I have gravitated to the dual momentum style of investing and don't mind potentially making changes at the end of a month, I feel the benefits outweigh the drawbacks. This type of strategy may seem too fiddly for some though, which is why I introduce the DMS-4ETF strategy. Similar to the Permanent Portfolio, or the Golden Butterfly, the DMS-4ETF is a static allocation which only needs annual rebalancing.

My take on this is slightly different from the other allocation strategies mentioned, DMS-4ETF uses 4 ETF's that are a bit different, and less tested over the longer horizon.

  • ASPY is the main holding at 55%, in a nutshell, ASPY is an ETF which holds futures, similar to a dual momentum strategy which will go risk on / risk off, so does ASPY through futures, but you pay them a ~ 1% fee to manage it and it's hands off from your end. This is the newest ETF in the allocation, but it has done well since inception.
  • DBEF is an international fund which hedges to the US Dollar with a 15% allocation, this makes it less volatile than other funds like ACWX and VXUS, and DBEF has historically outperformed the non-hedged funds, this may not hold going forward.
  • SGOL is a Gold ETF with a 15% allocation.
  • DBMF is a managed futures ETF with a 15% allocation. A traditional managed futures account often would require an individual investor to commit a large sum of money to get into such a strategy, but DBMF, and other similar ETF's bring this type of investment to the masses. The managed futures account is very uncorrelated to the market, it could be completely opposite the market, somewhat similar, or at times completely correlated.

The limited time that I have to show results for this allocation is really encouraging.

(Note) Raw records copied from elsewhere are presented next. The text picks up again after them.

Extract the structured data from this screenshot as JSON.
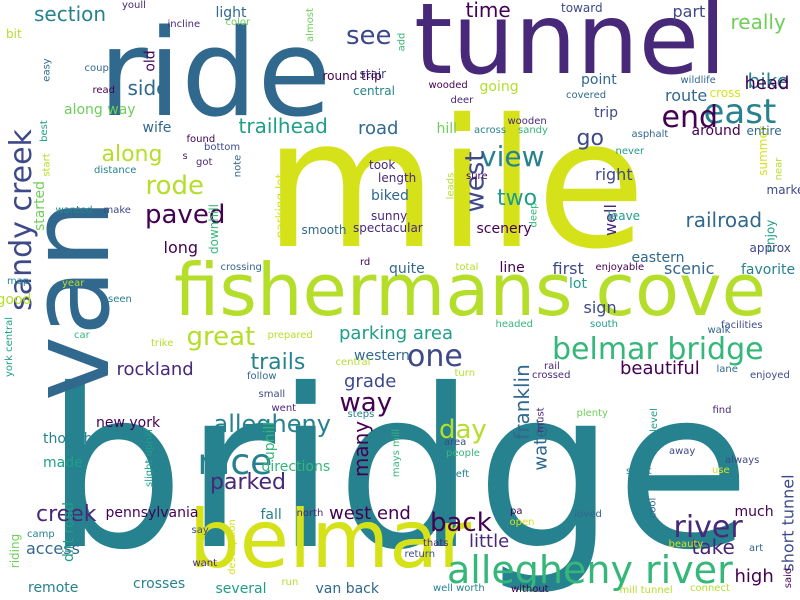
{
  "colors": {
    "background": "#ffffff",
    "palette": [
      "#440154",
      "#482878",
      "#3e4989",
      "#31688e",
      "#26828e",
      "#1f9e89",
      "#35b779",
      "#6ece58",
      "#b5de2b",
      "#d5e21a"
    ]
  },
  "words": [
    {
      "text": "bridge",
      "color": "#26828e",
      "vertical": false
    },
    {
      "text": "mile",
      "color": "#d5e21a",
      "vertical": false
    },
    {
      "text": "ride",
      "color": "#31688e",
      "vertical": false
    },
    {
      "text": "van",
      "color": "#31688e",
      "vertical": true
    },
    {
      "text": "tunnel",
      "color": "#482878",
      "vertical": false
    },
    {
      "text": "fishermans cove",
      "color": "#b5de2b",
      "vertical": false
    },
    {
      "text": "belmar",
      "color": "#d5e21a",
      "vertical": false
    },
    {
      "text": "allegheny river",
      "color": "#35b779",
      "vertical": false
    },
    {
      "text": "belmar bridge",
      "color": "#35b779",
      "vertical": false
    },
    {
      "text": "sandy creek",
      "color": "#3e4989",
      "vertical": true
    },
    {
      "text": "east",
      "color": "#26828e",
      "vertical": false
    },
    {
      "text": "end",
      "color": "#440154",
      "vertical": false
    },
    {
      "text": "nice",
      "color": "#26828e",
      "vertical": false
    },
    {
      "text": "river",
      "color": "#482878",
      "vertical": false
    },
    {
      "text": "one",
      "color": "#3e4989",
      "vertical": false
    },
    {
      "text": "paved",
      "color": "#440154",
      "vertical": false
    },
    {
      "text": "rode",
      "color": "#b5de2b",
      "vertical": false
    },
    {
      "text": "great",
      "color": "#b5de2b",
      "vertical": false
    },
    {
      "text": "allegheny",
      "color": "#26828e",
      "vertical": false
    },
    {
      "text": "view",
      "color": "#26828e",
      "vertical": false
    },
    {
      "text": "west",
      "color": "#3e4989",
      "vertical": true
    },
    {
      "text": "trailhead",
      "color": "#1f9e89",
      "vertical": false
    },
    {
      "text": "back",
      "color": "#440154",
      "vertical": false
    },
    {
      "text": "parked",
      "color": "#482878",
      "vertical": false
    },
    {
      "text": "way",
      "color": "#440154",
      "vertical": false
    },
    {
      "text": "trails",
      "color": "#26828e",
      "vertical": false
    },
    {
      "text": "see",
      "color": "#3e4989",
      "vertical": false
    },
    {
      "text": "along",
      "color": "#b5de2b",
      "vertical": false
    },
    {
      "text": "day",
      "color": "#b5de2b",
      "vertical": false
    },
    {
      "text": "creek",
      "color": "#482878",
      "vertical": false
    },
    {
      "text": "two",
      "color": "#1f9e89",
      "vertical": false
    },
    {
      "text": "section",
      "color": "#26828e",
      "vertical": false
    },
    {
      "text": "time",
      "color": "#440154",
      "vertical": false
    },
    {
      "text": "bike",
      "color": "#26828e",
      "vertical": false
    },
    {
      "text": "side",
      "color": "#31688e",
      "vertical": false
    },
    {
      "text": "railroad",
      "color": "#31688e",
      "vertical": false
    },
    {
      "text": "road",
      "color": "#31688e",
      "vertical": false
    },
    {
      "text": "go",
      "color": "#3e4989",
      "vertical": false
    },
    {
      "text": "many",
      "color": "#440154",
      "vertical": true
    },
    {
      "text": "franklin",
      "color": "#31688e",
      "vertical": true
    },
    {
      "text": "really",
      "color": "#6ece58",
      "vertical": false
    },
    {
      "text": "head",
      "color": "#440154",
      "vertical": false
    },
    {
      "text": "take",
      "color": "#482878",
      "vertical": false
    },
    {
      "text": "high",
      "color": "#440154",
      "vertical": false
    },
    {
      "text": "rockland",
      "color": "#482878",
      "vertical": false
    },
    {
      "text": "beautiful",
      "color": "#440154",
      "vertical": false
    },
    {
      "text": "little",
      "color": "#482878",
      "vertical": false
    },
    {
      "text": "parking area",
      "color": "#1f9e89",
      "vertical": false
    },
    {
      "text": "grade",
      "color": "#3e4989",
      "vertical": false
    },
    {
      "text": "water",
      "color": "#31688e",
      "vertical": true
    },
    {
      "text": "west end",
      "color": "#440154",
      "vertical": false
    },
    {
      "text": "access",
      "color": "#31688e",
      "vertical": false
    },
    {
      "text": "part",
      "color": "#3e4989",
      "vertical": false
    },
    {
      "text": "route",
      "color": "#31688e",
      "vertical": false
    },
    {
      "text": "long",
      "color": "#440154",
      "vertical": false
    },
    {
      "text": "scenic",
      "color": "#31688e",
      "vertical": false
    },
    {
      "text": "well",
      "color": "#482878",
      "vertical": true
    },
    {
      "text": "right",
      "color": "#3e4989",
      "vertical": false
    },
    {
      "text": "sign",
      "color": "#3e4989",
      "vertical": false
    },
    {
      "text": "first",
      "color": "#3e4989",
      "vertical": false
    },
    {
      "text": "lot",
      "color": "#1f9e89",
      "vertical": false
    },
    {
      "text": "short tunnel",
      "color": "#3e4989",
      "vertical": true
    },
    {
      "text": "pennsylvania",
      "color": "#440154",
      "vertical": false
    },
    {
      "text": "fall",
      "color": "#26828e",
      "vertical": false
    },
    {
      "text": "much",
      "color": "#440154",
      "vertical": false
    },
    {
      "text": "remote",
      "color": "#26828e",
      "vertical": false
    },
    {
      "text": "several",
      "color": "#1f9e89",
      "vertical": false
    },
    {
      "text": "van back",
      "color": "#31688e",
      "vertical": false
    },
    {
      "text": "crosses",
      "color": "#26828e",
      "vertical": false
    },
    {
      "text": "made",
      "color": "#1f9e89",
      "vertical": false
    },
    {
      "text": "though",
      "color": "#26828e",
      "vertical": false
    },
    {
      "text": "wife",
      "color": "#31688e",
      "vertical": false
    },
    {
      "text": "old",
      "color": "#440154",
      "vertical": true
    },
    {
      "text": "light",
      "color": "#31688e",
      "vertical": false
    },
    {
      "text": "toward",
      "color": "#3e4989",
      "vertical": false
    },
    {
      "text": "along way",
      "color": "#6ece58",
      "vertical": false
    },
    {
      "text": "hill",
      "color": "#6ece58",
      "vertical": false
    },
    {
      "text": "biked",
      "color": "#31688e",
      "vertical": false
    },
    {
      "text": "scenery",
      "color": "#440154",
      "vertical": false
    },
    {
      "text": "trip",
      "color": "#3e4989",
      "vertical": false
    },
    {
      "text": "going",
      "color": "#b5de2b",
      "vertical": false
    },
    {
      "text": "point",
      "color": "#31688e",
      "vertical": false
    },
    {
      "text": "eastern",
      "color": "#31688e",
      "vertical": false
    },
    {
      "text": "around",
      "color": "#440154",
      "vertical": false
    },
    {
      "text": "line",
      "color": "#440154",
      "vertical": false
    },
    {
      "text": "quite",
      "color": "#31688e",
      "vertical": false
    },
    {
      "text": "western",
      "color": "#31688e",
      "vertical": false
    },
    {
      "text": "new york",
      "color": "#440154",
      "vertical": false
    },
    {
      "text": "uphill",
      "color": "#35b779",
      "vertical": true
    },
    {
      "text": "directions",
      "color": "#35b779",
      "vertical": false
    },
    {
      "text": "good",
      "color": "#b5de2b",
      "vertical": false
    },
    {
      "text": "started",
      "color": "#6ece58",
      "vertical": true
    },
    {
      "text": "riding",
      "color": "#6ece58",
      "vertical": true
    },
    {
      "text": "dirt road",
      "color": "#1f9e89",
      "vertical": true
    },
    {
      "text": "favorite",
      "color": "#26828e",
      "vertical": false
    },
    {
      "text": "leave",
      "color": "#1f9e89",
      "vertical": false
    },
    {
      "text": "enjoy",
      "color": "#1f9e89",
      "vertical": true
    },
    {
      "text": "approx",
      "color": "#3e4989",
      "vertical": false
    },
    {
      "text": "marker",
      "color": "#3e4989",
      "vertical": false
    },
    {
      "text": "summer",
      "color": "#d5e21a",
      "vertical": true
    },
    {
      "text": "entire",
      "color": "#31688e",
      "vertical": false
    },
    {
      "text": "smooth",
      "color": "#31688e",
      "vertical": false
    },
    {
      "text": "parking lot",
      "color": "#d5e21a",
      "vertical": true
    },
    {
      "text": "downhill",
      "color": "#35b779",
      "vertical": true
    },
    {
      "text": "spectacular",
      "color": "#482878",
      "vertical": false
    },
    {
      "text": "sunny",
      "color": "#482878",
      "vertical": false
    },
    {
      "text": "took",
      "color": "#482878",
      "vertical": false
    },
    {
      "text": "length",
      "color": "#482878",
      "vertical": false
    },
    {
      "text": "central",
      "color": "#26828e",
      "vertical": false
    },
    {
      "text": "stair",
      "color": "#3e4989",
      "vertical": false
    },
    {
      "text": "round trip",
      "color": "#440154",
      "vertical": false
    },
    {
      "text": "incline",
      "color": "#482878",
      "vertical": false
    },
    {
      "text": "youll",
      "color": "#482878",
      "vertical": false
    },
    {
      "text": "color",
      "color": "#6ece58",
      "vertical": false
    },
    {
      "text": "almost",
      "color": "#6ece58",
      "vertical": true
    },
    {
      "text": "add",
      "color": "#35b779",
      "vertical": true
    },
    {
      "text": "couple",
      "color": "#31688e",
      "vertical": false
    },
    {
      "text": "read",
      "color": "#440154",
      "vertical": false
    },
    {
      "text": "bit",
      "color": "#b5de2b",
      "vertical": false
    },
    {
      "text": "easy",
      "color": "#31688e",
      "vertical": true
    },
    {
      "text": "wooded",
      "color": "#440154",
      "vertical": false
    },
    {
      "text": "deer",
      "color": "#482878",
      "vertical": false
    },
    {
      "text": "covered",
      "color": "#31688e",
      "vertical": false
    },
    {
      "text": "wildlife",
      "color": "#31688e",
      "vertical": false
    },
    {
      "text": "cross",
      "color": "#d5e21a",
      "vertical": false
    },
    {
      "text": "wooden",
      "color": "#482878",
      "vertical": false
    },
    {
      "text": "sandy",
      "color": "#35b779",
      "vertical": false
    },
    {
      "text": "asphalt",
      "color": "#31688e",
      "vertical": false
    },
    {
      "text": "never",
      "color": "#1f9e89",
      "vertical": false
    },
    {
      "text": "across",
      "color": "#26828e",
      "vertical": false
    },
    {
      "text": "found",
      "color": "#440154",
      "vertical": false
    },
    {
      "text": "bottom",
      "color": "#3e4989",
      "vertical": false
    },
    {
      "text": "got",
      "color": "#482878",
      "vertical": false
    },
    {
      "text": "distance",
      "color": "#26828e",
      "vertical": false
    },
    {
      "text": "s",
      "color": "#482878",
      "vertical": false
    },
    {
      "text": "start",
      "color": "#b5de2b",
      "vertical": true
    },
    {
      "text": "best",
      "color": "#1f9e89",
      "vertical": true
    },
    {
      "text": "note",
      "color": "#31688e",
      "vertical": true
    },
    {
      "text": "leads",
      "color": "#b5de2b",
      "vertical": true
    },
    {
      "text": "sure",
      "color": "#440154",
      "vertical": false
    },
    {
      "text": "deep",
      "color": "#35b779",
      "vertical": true
    },
    {
      "text": "near",
      "color": "#b5de2b",
      "vertical": true
    },
    {
      "text": "wanted",
      "color": "#26828e",
      "vertical": false
    },
    {
      "text": "make",
      "color": "#3e4989",
      "vertical": false
    },
    {
      "text": "crossing",
      "color": "#31688e",
      "vertical": false
    },
    {
      "text": "rd",
      "color": "#440154",
      "vertical": false
    },
    {
      "text": "total",
      "color": "#b5de2b",
      "vertical": false
    },
    {
      "text": "enjoyable",
      "color": "#440154",
      "vertical": false
    },
    {
      "text": "map",
      "color": "#26828e",
      "vertical": false
    },
    {
      "text": "year",
      "color": "#b5de2b",
      "vertical": false
    },
    {
      "text": "seen",
      "color": "#26828e",
      "vertical": false
    },
    {
      "text": "york central",
      "color": "#1f9e89",
      "vertical": true
    },
    {
      "text": "car",
      "color": "#35b779",
      "vertical": false
    },
    {
      "text": "trike",
      "color": "#b5de2b",
      "vertical": false
    },
    {
      "text": "prepared",
      "color": "#b5de2b",
      "vertical": false
    },
    {
      "text": "headed",
      "color": "#35b779",
      "vertical": false
    },
    {
      "text": "south",
      "color": "#1f9e89",
      "vertical": false
    },
    {
      "text": "walk",
      "color": "#31688e",
      "vertical": false
    },
    {
      "text": "facilities",
      "color": "#3e4989",
      "vertical": false
    },
    {
      "text": "follow",
      "color": "#31688e",
      "vertical": false
    },
    {
      "text": "small",
      "color": "#3e4989",
      "vertical": false
    },
    {
      "text": "went",
      "color": "#482878",
      "vertical": false
    },
    {
      "text": "steps",
      "color": "#26828e",
      "vertical": false
    },
    {
      "text": "central",
      "color": "#b5de2b",
      "vertical": false
    },
    {
      "text": "rail",
      "color": "#482878",
      "vertical": false
    },
    {
      "text": "crossed",
      "color": "#482878",
      "vertical": false
    },
    {
      "text": "lane",
      "color": "#31688e",
      "vertical": false
    },
    {
      "text": "enjoyed",
      "color": "#3e4989",
      "vertical": false
    },
    {
      "text": "turn",
      "color": "#b5de2b",
      "vertical": false
    },
    {
      "text": "find",
      "color": "#482878",
      "vertical": false
    },
    {
      "text": "plenty",
      "color": "#6ece58",
      "vertical": false
    },
    {
      "text": "level",
      "color": "#1f9e89",
      "vertical": true
    },
    {
      "text": "must",
      "color": "#482878",
      "vertical": true
    },
    {
      "text": "area",
      "color": "#3e4989",
      "vertical": false
    },
    {
      "text": "people",
      "color": "#35b779",
      "vertical": false
    },
    {
      "text": "mays mill",
      "color": "#35b779",
      "vertical": true
    },
    {
      "text": "slight uphill",
      "color": "#1f9e89",
      "vertical": true
    },
    {
      "text": "away",
      "color": "#3e4989",
      "vertical": false
    },
    {
      "text": "always",
      "color": "#3e4989",
      "vertical": false
    },
    {
      "text": "short",
      "color": "#26828e",
      "vertical": false
    },
    {
      "text": "use",
      "color": "#d5e21a",
      "vertical": false
    },
    {
      "text": "left",
      "color": "#26828e",
      "vertical": false
    },
    {
      "text": "north",
      "color": "#482878",
      "vertical": false
    },
    {
      "text": "say",
      "color": "#3e4989",
      "vertical": false
    },
    {
      "text": "description",
      "color": "#d5e21a",
      "vertical": true
    },
    {
      "text": "camp",
      "color": "#26828e",
      "vertical": false
    },
    {
      "text": "want",
      "color": "#482878",
      "vertical": false
    },
    {
      "text": "run",
      "color": "#b5de2b",
      "vertical": false
    },
    {
      "text": "well worth",
      "color": "#26828e",
      "vertical": false
    },
    {
      "text": "return",
      "color": "#3e4989",
      "vertical": false
    },
    {
      "text": "thats",
      "color": "#482878",
      "vertical": false
    },
    {
      "text": "pa",
      "color": "#440154",
      "vertical": false
    },
    {
      "text": "open",
      "color": "#d5e21a",
      "vertical": false
    },
    {
      "text": "without",
      "color": "#440154",
      "vertical": false
    },
    {
      "text": "loved",
      "color": "#31688e",
      "vertical": false
    },
    {
      "text": "cool",
      "color": "#31688e",
      "vertical": true
    },
    {
      "text": "beauty",
      "color": "#d5e21a",
      "vertical": false
    },
    {
      "text": "art",
      "color": "#31688e",
      "vertical": false
    },
    {
      "text": "mill tunnel",
      "color": "#b5de2b",
      "vertical": false
    },
    {
      "text": "connect",
      "color": "#b5de2b",
      "vertical": false
    },
    {
      "text": "said",
      "color": "#440154",
      "vertical": true
    }
  ]
}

It is a bit nouveau in how it is using more modern and non traditional ETF's like ASPY and DBMF, and through the use of the US-hedged DBEF for international.

I am a bit unsure how to incorporate this into the monthly reporting because I cannot extend back in time and only have a short results period. I may not have something in the deck for this in the April Reporting Deck, but I'll figure out something soon.

btw - If you want true simplicity without any rebalancing at all, you could just buy ASPY, a single stock portfolio. The 4 ETF allocation I've outlined looks really intriguing to me, and seems worth the hassle of having to rebalance it once a year, but if you really want zero effort investment and to get near market returns with lower volatility, you could just buy ASPY and be done with it!